REPUBLIKA.CO.ID,JAKARTA--Sutradara Hanung Bramantyo mengatakan, aturan kenaikan bea impor film asing oleh Direktorat Jendral Pajak Kementrian Keuangan menunjukan Pemerintah tidak memahami persoalan perfilman di tanah air. Hanung mengatakan, bila ingin mendukung film nasional, maka Pemerintah seharusnya menurunkan pajak film lokal dan memperluas jangkauan penonton.
Hanung menuturkan, ongkos yang dibutuhkan untuk membuat film di Indonesia terhitung cukup tinggi. Selain pajak yang dibebankan pemerintah, sutradara berusia 35 tahun ini mengatakan, sineas juga harus menanggung biaya bahan baku yang mahal.

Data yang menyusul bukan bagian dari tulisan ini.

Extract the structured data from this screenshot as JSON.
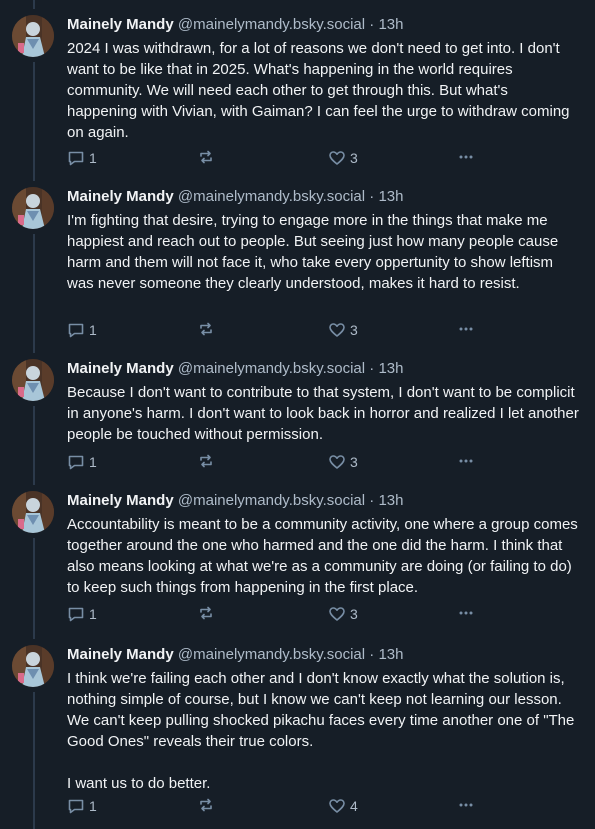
{
  "colors": {
    "background": "#161e27",
    "thread_line": "#2c3a4b",
    "text": "#f1f3f5",
    "muted": "#aebbc9",
    "icon": "#788ea5"
  },
  "posts": [
    {
      "author": {
        "display_name": "Mainely Mandy",
        "handle": "@mainelymandy.bsky.social"
      },
      "separator": "·",
      "time": "13h",
      "text": "2024 I was withdrawn, for a lot of reasons we don't need to get into. I don't want to be like that in 2025. What's happening in the world requires community. We will need each other to get through this. But what's happening with Vivian, with Gaiman? I can feel the urge to withdraw coming on again.",
      "replies": "1",
      "likes": "3"
    },
    {
      "author": {
        "display_name": "Mainely Mandy",
        "handle": "@mainelymandy.bsky.social"
      },
      "separator": "·",
      "time": "13h",
      "text": "I'm fighting that desire, trying to engage more in the things that make me happiest and reach out to people. But seeing just how many people cause harm and them will not face it, who take every oppertunity to show leftism was never someone they clearly understood, makes it hard to resist.",
      "replies": "1",
      "likes": "3"
    },
    {
      "author": {
        "display_name": "Mainely Mandy",
        "handle": "@mainelymandy.bsky.social"
      },
      "separator": "·",
      "time": "13h",
      "text": "Because I don't want to contribute to that system, I don't want to be complicit in anyone's harm. I don't want to look back in horror and realized I let another people be touched without permission.",
      "replies": "1",
      "likes": "3"
    },
    {
      "author": {
        "display_name": "Mainely Mandy",
        "handle": "@mainelymandy.bsky.social"
      },
      "separator": "·",
      "time": "13h",
      "text": "Accountability is meant to be a community activity, one where a group comes together around the one who harmed and the one did the harm. I think that also means looking at what we're as a community are doing (or failing to do) to keep such things from happening in the first place.",
      "replies": "1",
      "likes": "3"
    },
    {
      "author": {
        "display_name": "Mainely Mandy",
        "handle": "@mainelymandy.bsky.social"
      },
      "separator": "·",
      "time": "13h",
      "text": "I think we're failing each other and I don't know exactly what the solution is, nothing simple of course, but I know we can't keep not learning our lesson. We can't keep pulling shocked pikachu faces every time another one of \"The Good Ones\" reveals their true colors.\n\nI want us to do better.",
      "replies": "1",
      "likes": "4"
    }
  ],
  "icons": {
    "avatar": "profile-photo",
    "reply": "speech-bubble-icon",
    "repost": "repost-arrows-icon",
    "like": "heart-outline-icon",
    "more": "ellipsis-icon"
  }
}
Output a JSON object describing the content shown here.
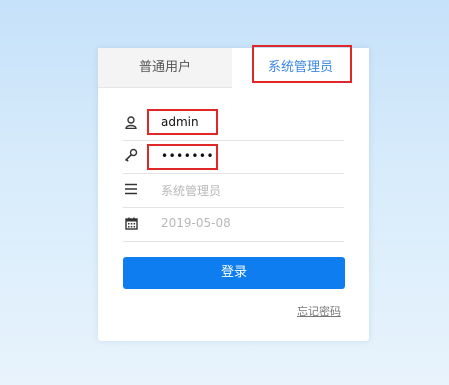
{
  "tabs": {
    "normal_user": "普通用户",
    "system_admin": "系统管理员"
  },
  "form": {
    "username": "admin",
    "password": "•••••••",
    "role_placeholder": "系统管理员",
    "date_placeholder": "2019-05-08",
    "login_button": "登录",
    "forgot_password": "忘记密码"
  },
  "colors": {
    "accent": "#0e7df0",
    "tab_active_text": "#3a87e6",
    "highlight_box": "#e02828"
  },
  "icons": [
    "user-icon",
    "key-icon",
    "menu-icon",
    "calendar-icon"
  ]
}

"Pajak yang dikenakan bertingkat. Setiap alat dikenakan pajak. Selain itu, biaya bahan baku, seperti seluloid juga sangat mahal. Sementara, kita tidak pernah tahu kemana larinya uang pajak tersebut," kata Hanung ketika dihubungi, Ahad (20/2).
Hanung menyatakan, besarnya biaya produksi di Indonesia tidak sepadan dengan jumlah penonton yang datang ke bioskop. "Untuk film bermodal Rp 6 miliar, kita butuh satu juta penonton," kata dia. Padahal, film Indonesia tengah dalam masa penurunan kualitas. Tahun lalu, hanya Sang Pencerah yang menyentuh angka tersebut.

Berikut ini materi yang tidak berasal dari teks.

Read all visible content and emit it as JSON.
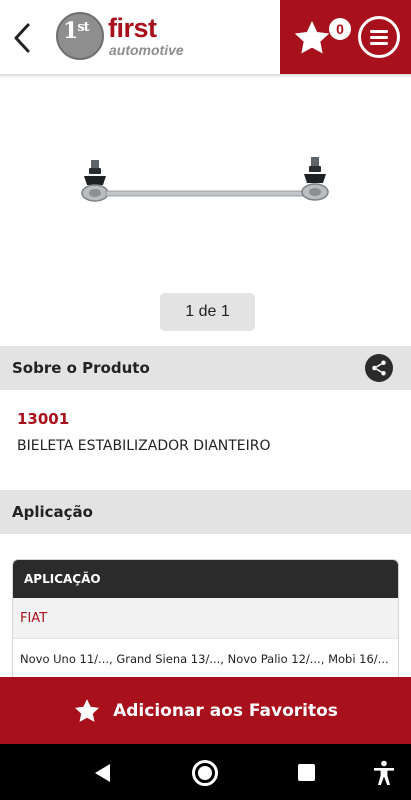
{
  "header": {
    "back_icon": "chevron-left-icon",
    "logo": {
      "mark": "1",
      "mark_sup": "st",
      "brand": "first",
      "tagline": "automotive"
    },
    "favorites": {
      "icon": "star-icon",
      "count": "0"
    },
    "menu_icon": "hamburger-menu-icon",
    "accent_color": "#a8101b"
  },
  "gallery": {
    "image_alt": "stabilizer-link-bar-image",
    "pager_text": "1 de 1"
  },
  "about": {
    "title": "Sobre o Produto",
    "share_icon": "share-icon",
    "code": "13001",
    "name": "BIELETA ESTABILIZADOR DIANTEIRO"
  },
  "application": {
    "title": "Aplicação",
    "table_header": "APLICAÇÃO",
    "brand": "FIAT",
    "models": "Novo Uno 11/..., Grand Siena 13/..., Novo Palio 12/..., Mobi 16/..."
  },
  "actions": {
    "add_favorites_label": "Adicionar aos Favoritos",
    "add_favorites_icon": "star-icon"
  },
  "system_nav": {
    "back_icon": "nav-back-icon",
    "home_icon": "nav-home-icon",
    "recents_icon": "nav-recents-icon",
    "accessibility_icon": "accessibility-icon"
  }
}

Selain kualitas film yang buruk, Hanung menuturkan, persoalan lainnya adalah masih minimnya jumlah bioskop di Indonesia. Saat ini, Indonesia hanya memiliki 640 layar dan jumlah tersebut belum cukup menjangkau penonton di seluruh tanah air.
Sehingga, masih banyak penonton di daerah yang masih kesulitan menonton film karena terbatasnya jumlah bioskop di Indonesia. "Bahkan, tahun lalu untuk menjangkau penonton di daerah-daerah kami harus mendatangi langsung dan membuat layar tancap," kata Hanung.